Hazbin getting "snubbed" at the Grammy's because anyone older than 17 is thoroughly unimpressed with the writing and songs is pretty funny.
Hollywood conspiracies aside, I don't see the soundtrack of Hazbin Hotel as something to get a Grammy or even an Oscar nomination. It's stylistically diverse, funny and charming at times, well mixed and doesn't start feeling too annoying along the full listen, but it just feels... uninspired? Bland? I mean, don't get me wrong, I loved the electro swing standoff between Lucifer and Alastor and Adam's song is great simply because he's the best character of the series and whoever disagrees is a poser. It's just that all of these songs don't have too much of a character to them, like they ain't got much to stand out on their own. I really don't want to compare it to any Disney-produced or any nominated soundtracks and I frankly don't have the energy to listen to them, but I would assume that they've either left more impact on the culture or were just produced more lovingly.
Part of me thinks the reason they pushed Poison for best song is because it's "Wow so deep!", basically the song equivalent of an Oscar bait movie, because Stayed Gone, Hell is Forever, and Hell's Greatest Dad are massively better than Poison, maybe then it would have grabbed a nom.
Poison sounds nothing like an Oscar bait and definitely not a lyrically deep song. If any, I feel like "Respectless" out of all songs would have ended up a banger and a potential major award nominee, if it was performed by two pop music icons and its part in the episode received additional stylistic treatment.
It's funny because Poison was essentially a replacement for the song Addict. Even funnier because most of the Fandom likes Addict better than Poison too.
Might be due to the fact that Addict came out when Hazbin Hotel was still a pilot and Angel was voiced by Michael Kovach: when a character is created and its actor clicks with it in perfect chemistry, he becomes irreplaceable - the voice actor
becomes his voice, just like Brandon Rogers became the irreplacable voice for Blitz.

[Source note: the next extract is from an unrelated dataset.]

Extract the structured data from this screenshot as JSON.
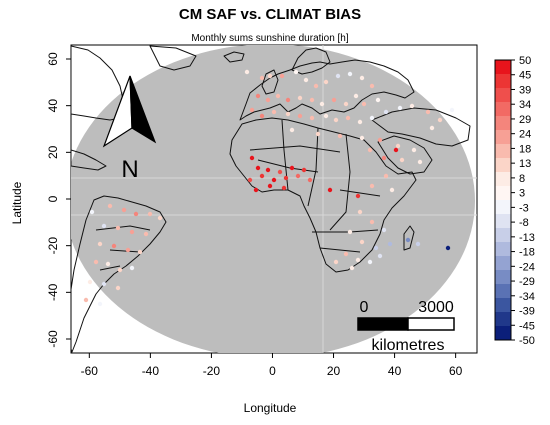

I could think of at least a dozen voices for a gay Italian prostitute spider from hell, which also implies that four years before the release of the pilot VivziePop was considering his voice to be similar to
Richard Gere and
Steve Buscemi, but Michael has eventually defined both Angel and his voice in other projects - whenever I've heared his voice in other cartoon pilots, like Lackadaisy or Digital Circus, I was instantly thinking of "that Hazbin dude" speaking. His current actor Blake Roman, who I think did a decent job imitating his voice cracking and snarky intonation, won't bring the same energy into Angel Dust as Michael did. Most likely never will. In the context of a song accompanied by an animated sequence that features Angel Dust himself, an avid fan would expect to see and hear the character he got used to adore, yet that same energy is no longer there, even if the arrangement is of a better production quality. Perhaps if Michael's voice was in the first season "Poison" would have found more appeal, but at this point it's just an imitation - a not particularly bad one, but still an imitation.